Radarkoran.com- Pabrik tahu dan tempe atau perajin tahu dan tempe dihadapkan pada dilema kenaikan harga kedelai yang semakin mahal. Banyak di antaranya memilih mengurangi keuntungan, dibandingkan mengurangi ukuran atau menaikkan harga. Kenaikan harga komoditas jenis kedelai tersebut sebagai imbas dari kebijakan tarif baru Presiden Amerika Serikat, Donald Trump. Bahkan, diperkirakan harga kedelai bakal terus naik.
Pantauan Radarkoran.com di salah satu pabrik tahu dan tempe jalan Sempiang Kelurahan Pensiunan, Kecamatan Kepahiang, pada Senin 14 April 2025. Terlihat, asap dari tungku masih mengepul, beberapa kemasan falkon berisi tahu siap jual sebelum diangkut ke pasar.
Pemilik pabrik tahu dan tempe, Yanto sudah puluhan tahun membuat tahu dan tempe tampak membungkus tahu putih yang baru dipotong dengan kain putih. Dia dibantu tiga Karyawannya membungkus tahu yang baru matang. Sementara, disisinya tungku yang digunakan memasak kedelai masih mengepulkan asap dari bara api yang sudah mulai mengecil. Falkon yang sudah penuh tahu dibawa ke meja pengemasan.

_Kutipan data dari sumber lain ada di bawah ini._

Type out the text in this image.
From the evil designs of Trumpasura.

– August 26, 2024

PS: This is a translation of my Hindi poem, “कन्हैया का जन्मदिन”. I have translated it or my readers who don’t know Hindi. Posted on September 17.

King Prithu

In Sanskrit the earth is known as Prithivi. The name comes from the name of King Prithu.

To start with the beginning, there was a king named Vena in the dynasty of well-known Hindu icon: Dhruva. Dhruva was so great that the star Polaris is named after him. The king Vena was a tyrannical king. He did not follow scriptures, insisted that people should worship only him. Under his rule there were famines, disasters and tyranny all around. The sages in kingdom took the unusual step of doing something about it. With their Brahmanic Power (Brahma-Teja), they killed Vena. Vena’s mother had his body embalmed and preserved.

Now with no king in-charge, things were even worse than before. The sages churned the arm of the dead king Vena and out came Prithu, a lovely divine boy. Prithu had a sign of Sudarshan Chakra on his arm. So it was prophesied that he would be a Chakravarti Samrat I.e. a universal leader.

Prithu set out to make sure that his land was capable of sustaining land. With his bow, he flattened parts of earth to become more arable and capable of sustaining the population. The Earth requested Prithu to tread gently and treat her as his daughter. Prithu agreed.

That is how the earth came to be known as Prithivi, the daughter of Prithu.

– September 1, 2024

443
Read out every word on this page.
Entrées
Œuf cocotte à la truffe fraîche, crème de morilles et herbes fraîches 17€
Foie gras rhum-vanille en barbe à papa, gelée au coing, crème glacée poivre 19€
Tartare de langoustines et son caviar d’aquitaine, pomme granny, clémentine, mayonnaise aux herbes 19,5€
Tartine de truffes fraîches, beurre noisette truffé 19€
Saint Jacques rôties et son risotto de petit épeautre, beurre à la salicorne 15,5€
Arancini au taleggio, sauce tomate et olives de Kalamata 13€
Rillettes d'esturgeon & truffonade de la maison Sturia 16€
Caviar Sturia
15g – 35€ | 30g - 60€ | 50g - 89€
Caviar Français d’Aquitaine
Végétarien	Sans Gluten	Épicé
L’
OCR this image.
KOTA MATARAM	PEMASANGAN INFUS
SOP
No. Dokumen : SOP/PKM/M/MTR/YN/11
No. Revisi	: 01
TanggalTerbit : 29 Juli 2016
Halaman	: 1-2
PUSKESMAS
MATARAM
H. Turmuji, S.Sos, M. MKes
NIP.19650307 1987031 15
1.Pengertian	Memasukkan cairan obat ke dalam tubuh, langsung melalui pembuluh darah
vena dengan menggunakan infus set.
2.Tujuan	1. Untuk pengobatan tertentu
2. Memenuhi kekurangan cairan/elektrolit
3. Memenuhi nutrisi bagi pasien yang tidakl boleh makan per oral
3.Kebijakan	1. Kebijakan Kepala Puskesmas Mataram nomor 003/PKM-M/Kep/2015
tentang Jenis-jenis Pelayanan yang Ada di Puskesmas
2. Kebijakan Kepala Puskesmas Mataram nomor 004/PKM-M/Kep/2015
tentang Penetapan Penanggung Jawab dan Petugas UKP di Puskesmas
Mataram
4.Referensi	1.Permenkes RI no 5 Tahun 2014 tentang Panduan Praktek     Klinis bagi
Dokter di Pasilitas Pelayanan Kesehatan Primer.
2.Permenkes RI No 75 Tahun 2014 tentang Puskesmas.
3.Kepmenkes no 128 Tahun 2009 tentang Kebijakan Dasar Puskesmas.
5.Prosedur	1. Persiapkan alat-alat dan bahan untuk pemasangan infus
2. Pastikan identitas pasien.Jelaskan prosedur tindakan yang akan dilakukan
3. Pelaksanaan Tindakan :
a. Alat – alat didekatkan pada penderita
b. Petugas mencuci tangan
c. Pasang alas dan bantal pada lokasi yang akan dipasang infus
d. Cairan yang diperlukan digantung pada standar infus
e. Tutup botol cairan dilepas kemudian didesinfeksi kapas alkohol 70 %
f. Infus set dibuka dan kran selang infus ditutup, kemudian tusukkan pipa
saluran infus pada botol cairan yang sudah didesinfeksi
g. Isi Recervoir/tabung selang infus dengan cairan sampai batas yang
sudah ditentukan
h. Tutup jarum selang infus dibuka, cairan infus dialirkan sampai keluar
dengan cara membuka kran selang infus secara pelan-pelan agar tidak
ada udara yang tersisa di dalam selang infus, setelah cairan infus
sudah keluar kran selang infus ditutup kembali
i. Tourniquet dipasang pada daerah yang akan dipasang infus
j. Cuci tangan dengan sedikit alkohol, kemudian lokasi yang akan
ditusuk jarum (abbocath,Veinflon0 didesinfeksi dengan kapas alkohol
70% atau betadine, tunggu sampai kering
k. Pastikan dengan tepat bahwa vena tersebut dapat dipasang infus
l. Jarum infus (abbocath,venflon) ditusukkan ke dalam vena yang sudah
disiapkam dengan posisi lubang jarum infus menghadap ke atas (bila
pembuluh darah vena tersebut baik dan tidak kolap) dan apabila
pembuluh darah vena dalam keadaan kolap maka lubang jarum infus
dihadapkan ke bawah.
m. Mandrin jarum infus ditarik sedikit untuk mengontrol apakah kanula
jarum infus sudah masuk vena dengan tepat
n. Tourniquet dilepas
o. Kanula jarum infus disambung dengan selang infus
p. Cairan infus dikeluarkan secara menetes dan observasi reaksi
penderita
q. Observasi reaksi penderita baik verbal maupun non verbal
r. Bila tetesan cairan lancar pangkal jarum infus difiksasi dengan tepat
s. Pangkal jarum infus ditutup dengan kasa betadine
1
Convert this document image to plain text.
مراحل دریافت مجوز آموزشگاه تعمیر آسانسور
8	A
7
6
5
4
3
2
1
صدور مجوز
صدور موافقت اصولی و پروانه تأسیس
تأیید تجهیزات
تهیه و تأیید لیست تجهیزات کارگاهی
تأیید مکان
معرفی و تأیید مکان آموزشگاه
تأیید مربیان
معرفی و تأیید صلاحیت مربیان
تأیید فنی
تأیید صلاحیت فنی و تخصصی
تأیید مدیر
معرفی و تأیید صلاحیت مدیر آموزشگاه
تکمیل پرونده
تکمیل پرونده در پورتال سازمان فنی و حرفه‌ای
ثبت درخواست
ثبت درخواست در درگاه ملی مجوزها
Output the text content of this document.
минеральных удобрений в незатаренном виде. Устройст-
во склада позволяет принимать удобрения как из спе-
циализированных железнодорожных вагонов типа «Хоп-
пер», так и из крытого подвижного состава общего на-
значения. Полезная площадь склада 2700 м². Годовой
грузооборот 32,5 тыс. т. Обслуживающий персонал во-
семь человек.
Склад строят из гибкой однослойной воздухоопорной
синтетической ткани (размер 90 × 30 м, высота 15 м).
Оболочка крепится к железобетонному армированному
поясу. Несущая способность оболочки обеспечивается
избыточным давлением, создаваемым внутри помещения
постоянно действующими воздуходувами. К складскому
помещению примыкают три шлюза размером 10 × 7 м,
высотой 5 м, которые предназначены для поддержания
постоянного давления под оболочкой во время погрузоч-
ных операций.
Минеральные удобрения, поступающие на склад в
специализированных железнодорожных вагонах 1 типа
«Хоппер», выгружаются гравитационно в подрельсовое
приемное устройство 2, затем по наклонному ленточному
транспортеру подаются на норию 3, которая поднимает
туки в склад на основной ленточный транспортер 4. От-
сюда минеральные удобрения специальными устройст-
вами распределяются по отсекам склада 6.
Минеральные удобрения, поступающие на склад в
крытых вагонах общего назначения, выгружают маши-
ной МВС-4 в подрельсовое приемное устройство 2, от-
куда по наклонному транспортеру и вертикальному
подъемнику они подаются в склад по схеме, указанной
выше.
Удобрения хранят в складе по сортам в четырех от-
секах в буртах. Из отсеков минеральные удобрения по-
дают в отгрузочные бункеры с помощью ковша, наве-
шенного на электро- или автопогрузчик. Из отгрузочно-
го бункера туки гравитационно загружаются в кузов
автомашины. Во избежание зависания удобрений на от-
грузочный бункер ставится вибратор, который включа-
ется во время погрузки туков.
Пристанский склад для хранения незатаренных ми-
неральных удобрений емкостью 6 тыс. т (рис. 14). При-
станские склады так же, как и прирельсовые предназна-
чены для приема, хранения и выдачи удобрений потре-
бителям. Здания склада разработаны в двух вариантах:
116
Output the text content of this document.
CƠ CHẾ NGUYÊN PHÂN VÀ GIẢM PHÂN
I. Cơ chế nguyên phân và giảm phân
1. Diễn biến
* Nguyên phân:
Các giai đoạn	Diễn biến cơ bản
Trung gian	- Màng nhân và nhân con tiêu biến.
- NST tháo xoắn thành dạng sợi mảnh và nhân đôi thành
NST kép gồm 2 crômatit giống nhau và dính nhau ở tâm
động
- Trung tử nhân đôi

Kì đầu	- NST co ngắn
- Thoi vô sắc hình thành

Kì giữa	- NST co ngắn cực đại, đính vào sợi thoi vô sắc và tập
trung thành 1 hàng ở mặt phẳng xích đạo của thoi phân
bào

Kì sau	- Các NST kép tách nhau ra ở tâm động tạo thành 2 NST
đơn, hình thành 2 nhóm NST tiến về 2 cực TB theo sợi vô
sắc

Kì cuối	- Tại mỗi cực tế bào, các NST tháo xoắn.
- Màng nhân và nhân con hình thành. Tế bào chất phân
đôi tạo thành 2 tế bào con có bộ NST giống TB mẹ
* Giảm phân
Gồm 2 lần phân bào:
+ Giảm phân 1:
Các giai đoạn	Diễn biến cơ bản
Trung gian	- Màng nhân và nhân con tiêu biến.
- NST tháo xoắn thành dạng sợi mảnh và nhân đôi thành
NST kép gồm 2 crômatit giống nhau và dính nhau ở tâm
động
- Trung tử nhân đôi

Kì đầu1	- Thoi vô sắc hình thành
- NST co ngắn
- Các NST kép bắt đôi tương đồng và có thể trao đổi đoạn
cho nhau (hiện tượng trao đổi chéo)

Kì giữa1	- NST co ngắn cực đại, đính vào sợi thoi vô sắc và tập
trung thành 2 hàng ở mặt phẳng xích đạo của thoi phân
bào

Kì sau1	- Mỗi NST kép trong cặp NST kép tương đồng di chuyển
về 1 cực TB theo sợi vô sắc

Ia menutukan, dengan harga kedelai yang semakin mahal tidak mengurangi ukuran tahu dan tempe yang dibuatnya serta tidak menaikan harga. Ia mengaku khawatir akan kehilangan pembeli dan langganan apabila menaikkan harga atau memperkecil ukuran.
BACA JUGA:Yakin PAD Capai Ratusan Juta: Retribusi Pasar Tradisional Kepahiang Mulai Ditarik
"Serba susah. Biar tetap bisa bertahan, ya mengurangi keuntungan yang sebenarnya juga sudah sedikit," ujar Yanto
Ia memaparkan, setiap hari rata-rata membutuhkan 60 kilogram kedelai. Bahan bahan baku membuat tahu tersebut dibeli dari kios langganannya di pasar Kepahiang,
"Sudah beberapa hari ini harganya Rp 10.800 per kilogram, ini bakal naik lagi, sebelumnya Rp 9.800. Harga bakal terus naik, apalagi ini kedelai impor, bisa mencapai paling tinggi per karung Rp 700 rubu atau per kilogramnya Rp14 ribu," paparnya.